Until this program, I've always believed that C++ always reads from top to bottom. I created this program, and it seems that later code can influence how earlier code works without having any correlation. I would greatly appreciate solution, but also a description as to why the code behaves this way.
#include <iostream>
#include <cstdlib>
#include <ctime>
usingnamespace std;
int main()
{
srand(time(0)); // using a time variable to generate a random number
int arr[10];
for(int i = 0; i < 10; i++){
arr[i] = (rand()%100); // rand() does not generate a new set of numbers that is different every time so srand(time(0)) is used as well
}
// printing unordered array
cout << "Array (unsorted): ";
for(int i = 0; i < 10; i++){
cout << arr[i] << " ";
}
cout << endl;
// bubble sort in ascending order
int swaphold = -1, runner = 10, length = 10;
for (int counter = length; counter > 0; counter --)
{
for(int i = 0; i < runner; i++)
{
if(arr[i] > arr[i + 1])
{
swaphold = arr[i + 1];
arr[i + 1] = arr[i];
arr[i] = swaphold;
}
}
for(int i = 0; i < 10; i++)
{
cout << arr [i] << " ";
}
cout << endl;
runner --;
}
// if you un-comment the next line, you get an incorrect output. How can this be? All I am doing is declaring a variable after rest of the code. It should be independent, yes?
//int t = 9;
return 0;
}.
why does declaring an int after the other code change the output?

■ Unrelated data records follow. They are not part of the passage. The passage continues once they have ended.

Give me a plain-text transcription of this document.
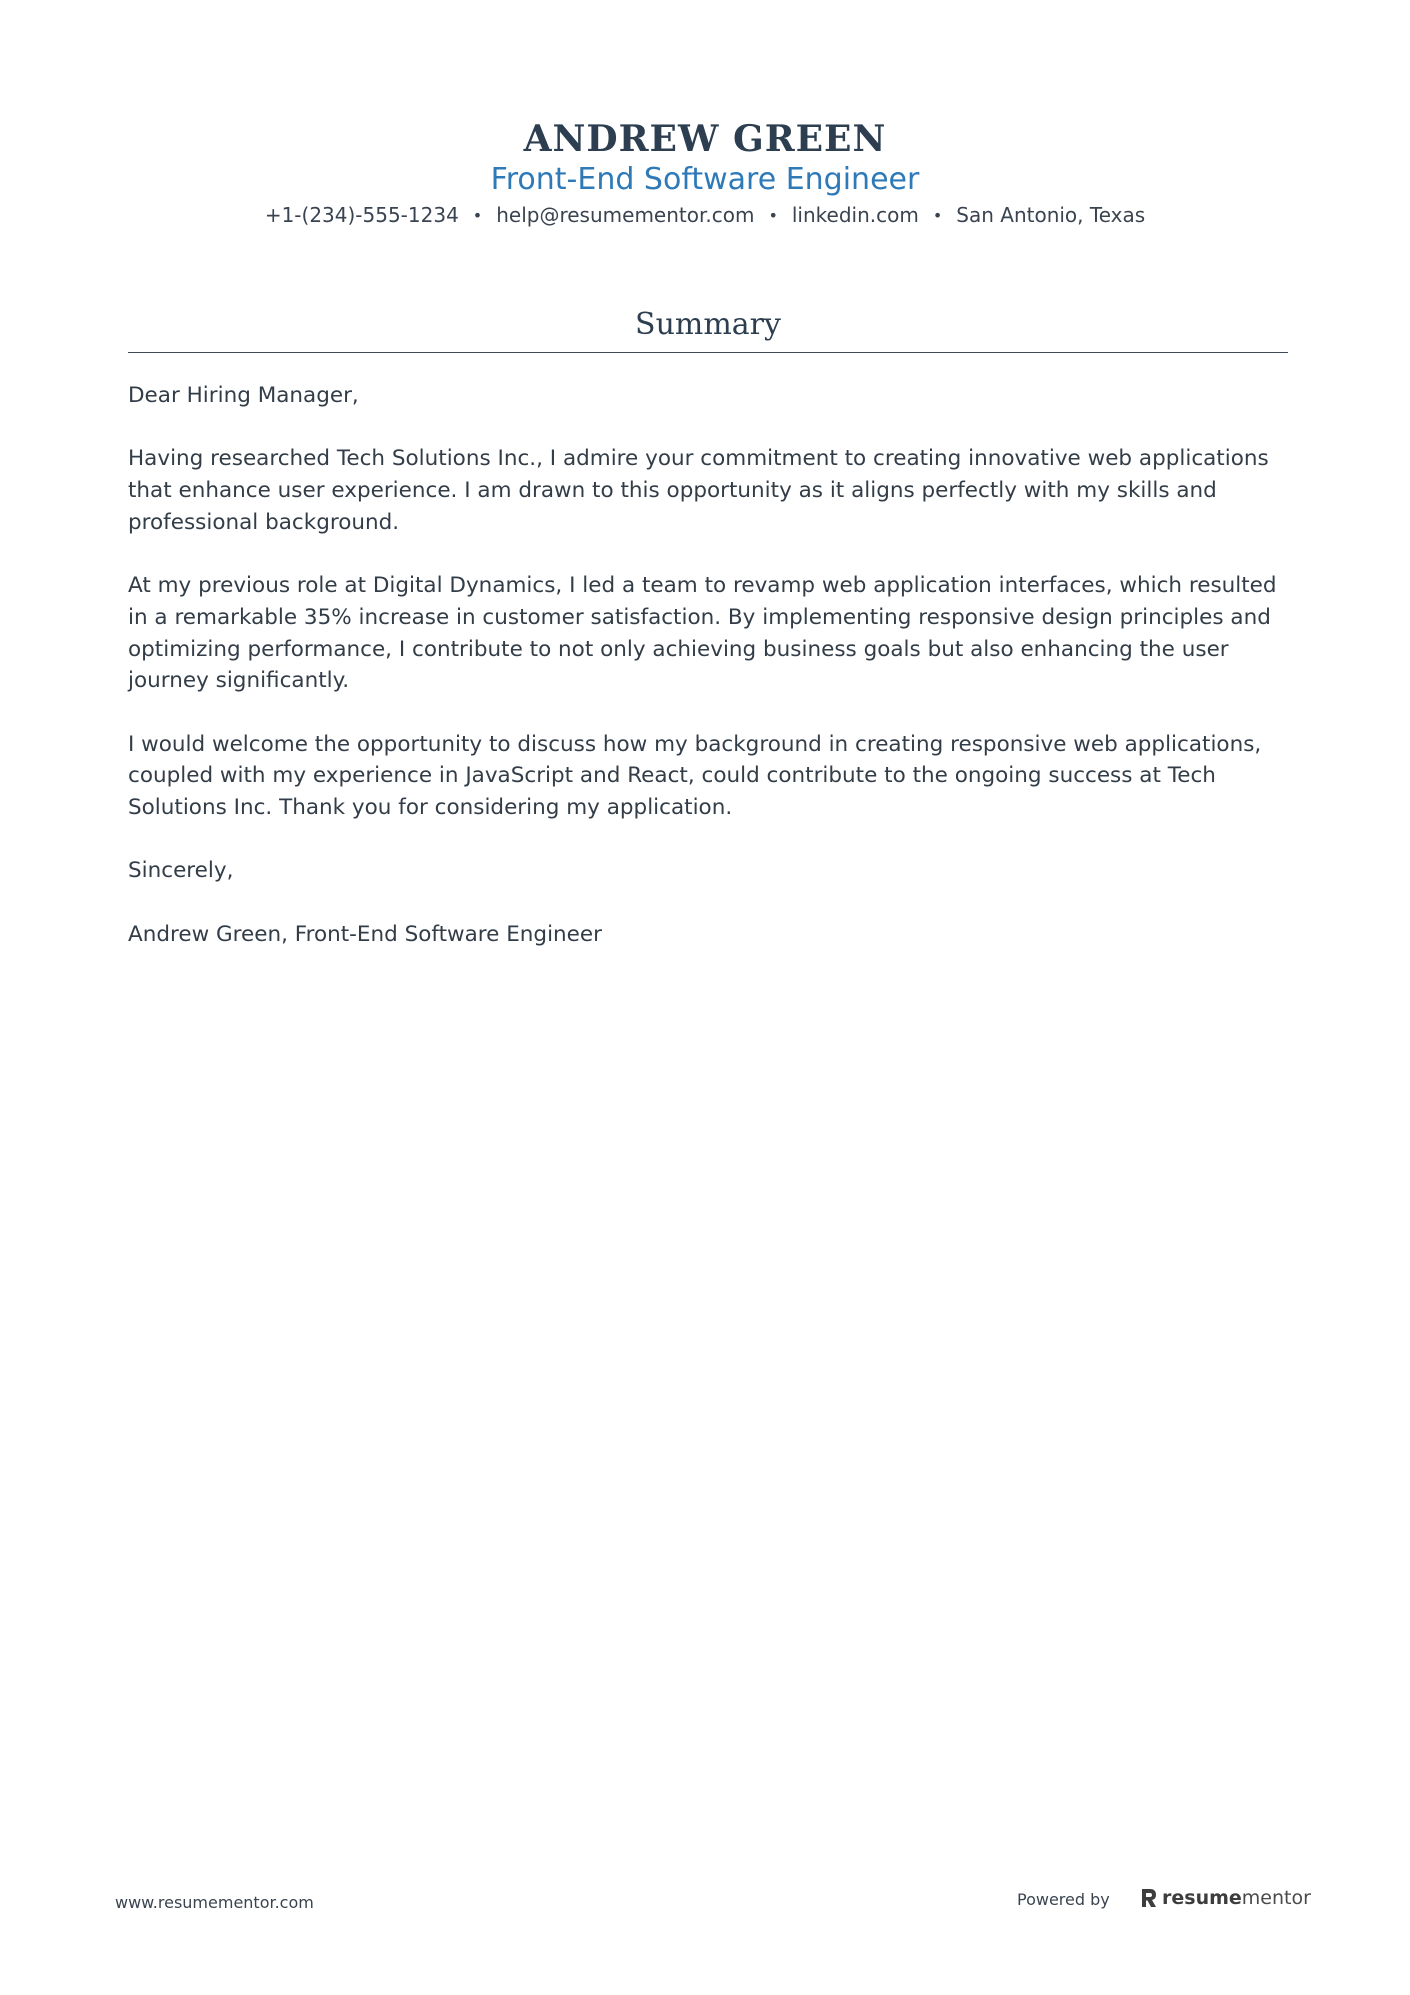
ANDREW GREEN
Front-End Software Engineer
+1-(234)-555-1234 • help@resumementor.com • linkedin.com • San Antonio, Texas
Summary

Dear Hiring Manager,

Having researched Tech Solutions Inc., I admire your commitment to creating innovative web applications that enhance user experience. I am drawn to this opportunity as it aligns perfectly with my skills and professional background.

At my previous role at Digital Dynamics, I led a team to revamp web application interfaces, which resulted in a remarkable 35% increase in customer satisfaction. By implementing responsive design principles and optimizing performance, I contribute to not only achieving business goals but also enhancing the user journey significantly.

I would welcome the opportunity to discuss how my background in creating responsive web applications, coupled with my experience in JavaScript and React, could contribute to the ongoing success at Tech Solutions Inc. Thank you for considering my application.

Sincerely,

Andrew Green, Front-End Software Engineer

www.resumementor.com	Powered by	resume mentor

It just changes some area of memory which happens to correspond with the invalid access made in the sort.
But don't try to derive any rules from this. Simply, it is unpredictable behaviour, anything can happen, such as the program crashing, or worse, it not crashing and continuing as though nothing was wrong, but giving strange results or behaviour somewhere else.